Twenty Minutes: Walking on Snowdon

A refreshingly underawed nature writer.

To mark St David's Day, the crime noir novelist and one-time Booker judge Russell Celyn Jones recalled, in a quiet monologue of welcomely high quality (1 March, 7.30pm), a memorable walk on Snowdon - a day that started with him driving over and killing a pheasant. This brought on an inexplicable pain in his shoulders, lungs and heart, which felt as if it was "about to burst through the ribs". If all this sounds theatrical, it didn't come over that way when he was speaking and, in many ways, it set a nice, sinister tone to the essay, especially since it also featured a sphinx-like woman called Rachel (presumably Jones's wife), whom he described sitting there, warning about omens and asking, "Is this mountain male or female?" Yes, the whole thing was a bit Rachel-centric.
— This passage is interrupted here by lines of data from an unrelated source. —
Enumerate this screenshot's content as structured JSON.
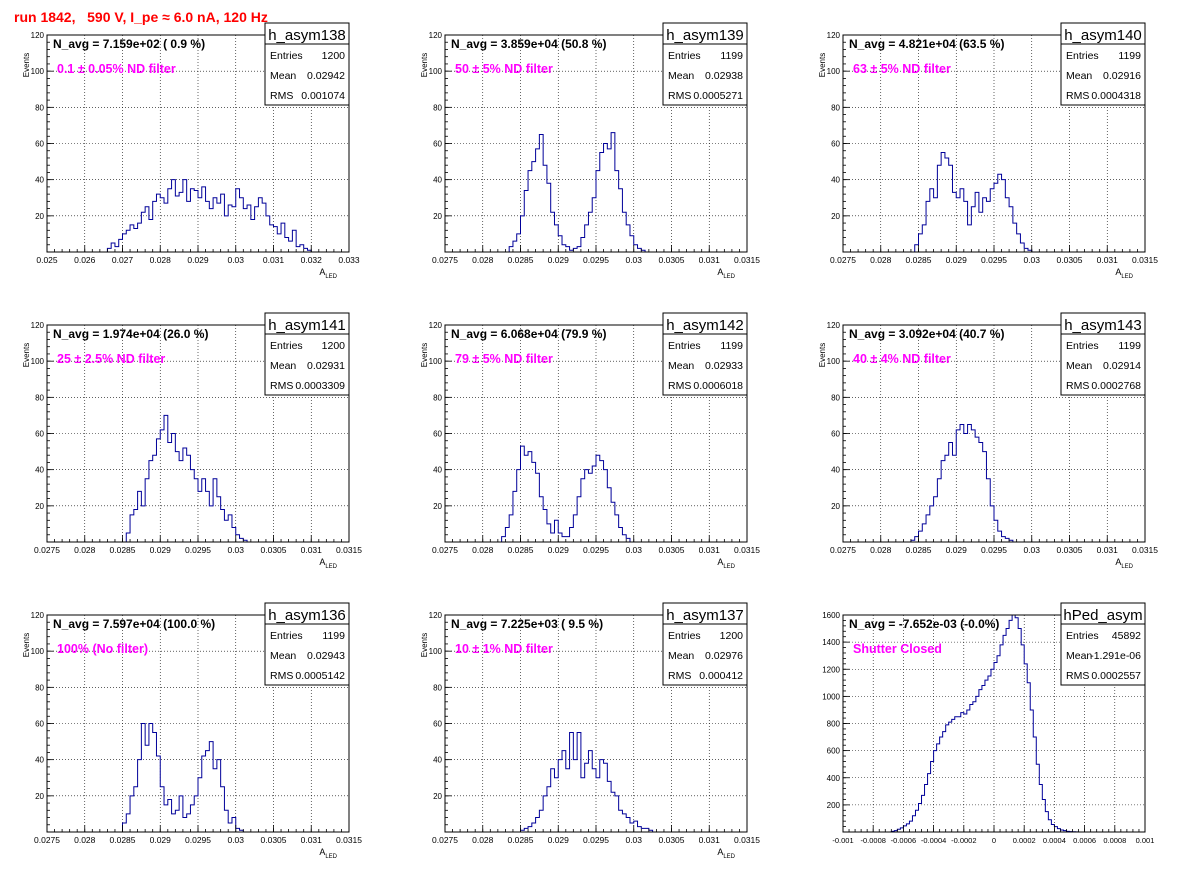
{
  "page_title": "run 1842,   590 V, I_pe ≈ 6.0 nA, 120 Hz",
  "chart_data": [
    {
      "type": "histogram",
      "name": "h_asym138",
      "navg": "N_avg = 7.159e+02 ( 0.9 %)",
      "filter": "0.1 ± 0.05% ND filter",
      "stats": [
        [
          "Entries",
          "1200"
        ],
        [
          "Mean",
          "0.02942"
        ],
        [
          "RMS",
          "0.001074"
        ]
      ],
      "xlabel": "A_LED",
      "ylabel": "Events",
      "xlim": [
        0.025,
        0.033
      ],
      "ylim": [
        0,
        120
      ],
      "xticks": [
        0.025,
        0.026,
        0.027,
        0.028,
        0.029,
        0.03,
        0.031,
        0.032,
        0.033
      ],
      "xtick_labels": [
        "0.025",
        "0.026",
        "0.027",
        "0.028",
        "0.029",
        "0.03",
        "0.031",
        "0.032",
        "0.033"
      ],
      "yticks": [
        0,
        20,
        40,
        60,
        80,
        100,
        120
      ],
      "ytick_labels": [
        "",
        "20",
        "40",
        "60",
        "80",
        "100",
        "120"
      ],
      "bin_start": 0.0265,
      "bin_width": 0.0001,
      "counts": [
        0,
        2,
        5,
        3,
        7,
        10,
        12,
        15,
        13,
        16,
        22,
        25,
        18,
        28,
        32,
        30,
        27,
        35,
        40,
        31,
        33,
        40,
        28,
        35,
        34,
        30,
        36,
        28,
        24,
        30,
        27,
        32,
        20,
        26,
        25,
        35,
        30,
        24,
        26,
        18,
        25,
        30,
        27,
        20,
        15,
        14,
        10,
        16,
        8,
        6,
        12,
        3,
        4,
        2,
        1
      ]
    },
    {
      "type": "histogram",
      "name": "h_asym139",
      "navg": "N_avg = 3.859e+04 (50.8 %)",
      "filter": "50 ± 5% ND filter",
      "stats": [
        [
          "Entries",
          "1199"
        ],
        [
          "Mean",
          "0.02938"
        ],
        [
          "RMS",
          "0.0005271"
        ]
      ],
      "xlabel": "A_LED",
      "ylabel": "Events",
      "xlim": [
        0.0275,
        0.0315
      ],
      "ylim": [
        0,
        120
      ],
      "xticks": [
        0.0275,
        0.028,
        0.0285,
        0.029,
        0.0295,
        0.03,
        0.0305,
        0.031,
        0.0315
      ],
      "xtick_labels": [
        "0.0275",
        "0.028",
        "0.0285",
        "0.029",
        "0.0295",
        "0.03",
        "0.0305",
        "0.031",
        "0.0315"
      ],
      "yticks": [
        0,
        20,
        40,
        60,
        80,
        100,
        120
      ],
      "ytick_labels": [
        "",
        "20",
        "40",
        "60",
        "80",
        "100",
        "120"
      ],
      "bin_start": 0.0283,
      "bin_width": 5e-05,
      "counts": [
        0,
        3,
        6,
        10,
        20,
        34,
        45,
        50,
        57,
        65,
        48,
        38,
        22,
        15,
        9,
        4,
        3,
        1,
        2,
        3,
        8,
        15,
        22,
        30,
        45,
        55,
        60,
        57,
        66,
        45,
        35,
        22,
        15,
        9,
        4,
        2,
        1
      ]
    },
    {
      "type": "histogram",
      "name": "h_asym140",
      "navg": "N_avg = 4.821e+04 (63.5 %)",
      "filter": "63 ± 5% ND filter",
      "stats": [
        [
          "Entries",
          "1199"
        ],
        [
          "Mean",
          "0.02916"
        ],
        [
          "RMS",
          "0.0004318"
        ]
      ],
      "xlabel": "A_LED",
      "ylabel": "Events",
      "xlim": [
        0.0275,
        0.0315
      ],
      "ylim": [
        0,
        120
      ],
      "xticks": [
        0.0275,
        0.028,
        0.0285,
        0.029,
        0.0295,
        0.03,
        0.0305,
        0.031,
        0.0315
      ],
      "xtick_labels": [
        "0.0275",
        "0.028",
        "0.0285",
        "0.029",
        "0.0295",
        "0.03",
        "0.0305",
        "0.031",
        "0.0315"
      ],
      "yticks": [
        0,
        20,
        40,
        60,
        80,
        100,
        120
      ],
      "ytick_labels": [
        "",
        "20",
        "40",
        "60",
        "80",
        "100",
        "120"
      ],
      "bin_start": 0.0284,
      "bin_width": 5e-05,
      "counts": [
        0,
        4,
        10,
        15,
        28,
        35,
        30,
        48,
        55,
        52,
        48,
        33,
        30,
        35,
        28,
        15,
        25,
        33,
        22,
        30,
        28,
        35,
        38,
        43,
        40,
        30,
        25,
        16,
        10,
        5,
        2,
        1
      ]
    },
    {
      "type": "histogram",
      "name": "h_asym141",
      "navg": "N_avg = 1.974e+04 (26.0 %)",
      "filter": "25 ± 2.5% ND filter",
      "stats": [
        [
          "Entries",
          "1200"
        ],
        [
          "Mean",
          "0.02931"
        ],
        [
          "RMS",
          "0.0003309"
        ]
      ],
      "xlabel": "A_LED",
      "ylabel": "Events",
      "xlim": [
        0.0275,
        0.0315
      ],
      "ylim": [
        0,
        120
      ],
      "xticks": [
        0.0275,
        0.028,
        0.0285,
        0.029,
        0.0295,
        0.03,
        0.0305,
        0.031,
        0.0315
      ],
      "xtick_labels": [
        "0.0275",
        "0.028",
        "0.0285",
        "0.029",
        "0.0295",
        "0.03",
        "0.0305",
        "0.031",
        "0.0315"
      ],
      "yticks": [
        0,
        20,
        40,
        60,
        80,
        100,
        120
      ],
      "ytick_labels": [
        "",
        "20",
        "40",
        "60",
        "80",
        "100",
        "120"
      ],
      "bin_start": 0.02855,
      "bin_width": 5e-05,
      "counts": [
        5,
        15,
        18,
        28,
        20,
        35,
        45,
        48,
        57,
        62,
        70,
        55,
        60,
        50,
        45,
        52,
        48,
        40,
        35,
        28,
        35,
        28,
        20,
        35,
        25,
        18,
        12,
        15,
        8,
        4,
        2,
        1
      ]
    },
    {
      "type": "histogram",
      "name": "h_asym142",
      "navg": "N_avg = 6.068e+04 (79.9 %)",
      "filter": "79 ± 5% ND filter",
      "stats": [
        [
          "Entries",
          "1199"
        ],
        [
          "Mean",
          "0.02933"
        ],
        [
          "RMS",
          "0.0006018"
        ]
      ],
      "xlabel": "A_LED",
      "ylabel": "Events",
      "xlim": [
        0.0275,
        0.0315
      ],
      "ylim": [
        0,
        120
      ],
      "xticks": [
        0.0275,
        0.028,
        0.0285,
        0.029,
        0.0295,
        0.03,
        0.0305,
        0.031,
        0.0315
      ],
      "xtick_labels": [
        "0.0275",
        "0.028",
        "0.0285",
        "0.029",
        "0.0295",
        "0.03",
        "0.0305",
        "0.031",
        "0.0315"
      ],
      "yticks": [
        0,
        20,
        40,
        60,
        80,
        100,
        120
      ],
      "ytick_labels": [
        "",
        "20",
        "40",
        "60",
        "80",
        "100",
        "120"
      ],
      "bin_start": 0.0282,
      "bin_width": 5e-05,
      "counts": [
        0,
        3,
        8,
        15,
        28,
        40,
        53,
        48,
        50,
        44,
        38,
        25,
        18,
        10,
        5,
        12,
        5,
        3,
        3,
        8,
        15,
        25,
        35,
        40,
        38,
        42,
        48,
        45,
        40,
        30,
        22,
        15,
        8,
        4,
        2
      ]
    },
    {
      "type": "histogram",
      "name": "h_asym143",
      "navg": "N_avg = 3.092e+04 (40.7 %)",
      "filter": "40 ± 4% ND filter",
      "stats": [
        [
          "Entries",
          "1199"
        ],
        [
          "Mean",
          "0.02914"
        ],
        [
          "RMS",
          "0.0002768"
        ]
      ],
      "xlabel": "A_LED",
      "ylabel": "Events",
      "xlim": [
        0.0275,
        0.0315
      ],
      "ylim": [
        0,
        120
      ],
      "xticks": [
        0.0275,
        0.028,
        0.0285,
        0.029,
        0.0295,
        0.03,
        0.0305,
        0.031,
        0.0315
      ],
      "xtick_labels": [
        "0.0275",
        "0.028",
        "0.0285",
        "0.029",
        "0.0295",
        "0.03",
        "0.0305",
        "0.031",
        "0.0315"
      ],
      "yticks": [
        0,
        20,
        40,
        60,
        80,
        100,
        120
      ],
      "ytick_labels": [
        "",
        "20",
        "40",
        "60",
        "80",
        "100",
        "120"
      ],
      "bin_start": 0.0284,
      "bin_width": 5e-05,
      "counts": [
        1,
        3,
        6,
        10,
        15,
        20,
        25,
        35,
        45,
        48,
        55,
        48,
        62,
        65,
        60,
        65,
        62,
        58,
        55,
        50,
        35,
        20,
        12,
        6,
        3,
        2,
        1
      ]
    },
    {
      "type": "histogram",
      "name": "h_asym136",
      "navg": "N_avg = 7.597e+04 (100.0 %)",
      "filter": "100% (No filter)",
      "stats": [
        [
          "Entries",
          "1199"
        ],
        [
          "Mean",
          "0.02943"
        ],
        [
          "RMS",
          "0.0005142"
        ]
      ],
      "xlabel": "A_LED",
      "ylabel": "Events",
      "xlim": [
        0.0275,
        0.0315
      ],
      "ylim": [
        0,
        120
      ],
      "xticks": [
        0.0275,
        0.028,
        0.0285,
        0.029,
        0.0295,
        0.03,
        0.0305,
        0.031,
        0.0315
      ],
      "xtick_labels": [
        "0.0275",
        "0.028",
        "0.0285",
        "0.029",
        "0.0295",
        "0.03",
        "0.0305",
        "0.031",
        "0.0315"
      ],
      "yticks": [
        0,
        20,
        40,
        60,
        80,
        100,
        120
      ],
      "ytick_labels": [
        "",
        "20",
        "40",
        "60",
        "80",
        "100",
        "120"
      ],
      "bin_start": 0.0285,
      "bin_width": 5e-05,
      "counts": [
        5,
        10,
        20,
        25,
        40,
        60,
        48,
        60,
        55,
        42,
        25,
        15,
        18,
        10,
        12,
        20,
        8,
        10,
        15,
        20,
        30,
        42,
        45,
        50,
        35,
        40,
        25,
        12,
        5,
        8,
        2,
        1
      ]
    },
    {
      "type": "histogram",
      "name": "h_asym137",
      "navg": "N_avg = 7.225e+03 ( 9.5 %)",
      "filter": "10 ± 1% ND filter",
      "stats": [
        [
          "Entries",
          "1200"
        ],
        [
          "Mean",
          "0.02976"
        ],
        [
          "RMS",
          "0.000412"
        ]
      ],
      "xlabel": "A_LED",
      "ylabel": "Events",
      "xlim": [
        0.0275,
        0.0315
      ],
      "ylim": [
        0,
        120
      ],
      "xticks": [
        0.0275,
        0.028,
        0.0285,
        0.029,
        0.0295,
        0.03,
        0.0305,
        0.031,
        0.0315
      ],
      "xtick_labels": [
        "0.0275",
        "0.028",
        "0.0285",
        "0.029",
        "0.0295",
        "0.03",
        "0.0305",
        "0.031",
        "0.0315"
      ],
      "yticks": [
        0,
        20,
        40,
        60,
        80,
        100,
        120
      ],
      "ytick_labels": [
        "",
        "20",
        "40",
        "60",
        "80",
        "100",
        "120"
      ],
      "bin_start": 0.0285,
      "bin_width": 5e-05,
      "counts": [
        1,
        2,
        3,
        5,
        8,
        12,
        20,
        25,
        35,
        30,
        40,
        45,
        35,
        55,
        40,
        55,
        30,
        38,
        45,
        35,
        30,
        40,
        38,
        28,
        22,
        20,
        12,
        10,
        8,
        5,
        6,
        3,
        2,
        2,
        1
      ]
    },
    {
      "type": "histogram",
      "name": "hPed_asym",
      "navg": "N_avg = -7.652e-03 (-0.0%)",
      "filter": "Shutter Closed",
      "stats": [
        [
          "Entries",
          "45892"
        ],
        [
          "Mean",
          "-1.291e-06"
        ],
        [
          "RMS",
          "0.0002557"
        ]
      ],
      "xlabel": "",
      "ylabel": "",
      "xlim": [
        -0.001,
        0.001
      ],
      "ylim": [
        0,
        1600
      ],
      "xticks": [
        -0.001,
        -0.0008,
        -0.0006,
        -0.0004,
        -0.0002,
        0,
        0.0002,
        0.0004,
        0.0006,
        0.0008,
        0.001
      ],
      "xtick_labels": [
        "-0.001",
        "-0.0008",
        "-0.0006",
        "-0.0004",
        "-0.0002",
        "0",
        "0.0002",
        "0.0004",
        "0.0006",
        "0.0008",
        "0.001"
      ],
      "yticks": [
        0,
        200,
        400,
        600,
        800,
        1000,
        1200,
        1400,
        1600
      ],
      "ytick_labels": [
        "",
        "200",
        "400",
        "600",
        "800",
        "1000",
        "1200",
        "1400",
        "1600"
      ],
      "bin_start": -0.0007,
      "bin_width": 2e-05,
      "counts": [
        0,
        5,
        10,
        20,
        30,
        45,
        60,
        80,
        120,
        160,
        210,
        270,
        350,
        430,
        520,
        600,
        650,
        700,
        740,
        790,
        810,
        830,
        850,
        850,
        880,
        870,
        900,
        940,
        960,
        1000,
        1050,
        1080,
        1120,
        1150,
        1200,
        1250,
        1300,
        1380,
        1450,
        1500,
        1560,
        1600,
        1580,
        1500,
        1380,
        1240,
        1100,
        900,
        700,
        500,
        350,
        240,
        150,
        90,
        55,
        40,
        25,
        15,
        10,
        5,
        3,
        2,
        1
      ]
    }
  ]
}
“So, I say to Rachel," Jones seemed always to be saying, and then "to which she replies", and so on. At first, much of what Jones recalled concerning Snowdonia and hiking in general was to be expected: Roman legions, Words­worth and slate mines. Rachel spoke about Gladstone and his prostitutes. So Jones upped his game - as one does in the presence of someone to whom one is in thrall - and started to note the excess of quartz lying around and the feral goats and he said that Snowdon felt to him to be merely asleep rather than dead. Rachel (with some genius, no?) said that the light on the mountain reminded her of "painkillers".

All of this, Jones delivered in the most unpractised yet charming way. There were moments when one suspected that he hadn't seen the text for a while or that he was reading it out loud for the first time. "I thought about . . . soldiers . . . disabled in Afghanistan and Iraq," he said. "Soldiers" sounded odd, as though it were a new word. What a relief to be released, momentarily, from the slick, lit-fest, "wonder-filled" delivery ("wonder" is an international language and is understood everywhere) of the professional wild writer and psychogeographer - those voices that are forever finding wilderness and beauty in a derelict power station or discarded bin liner. They always come across as pushy and yet simultaneously wet and weirdly indistinct, whereas Jones was as clear as a silhouette cut from black paper. He had character (and Rachel had balls).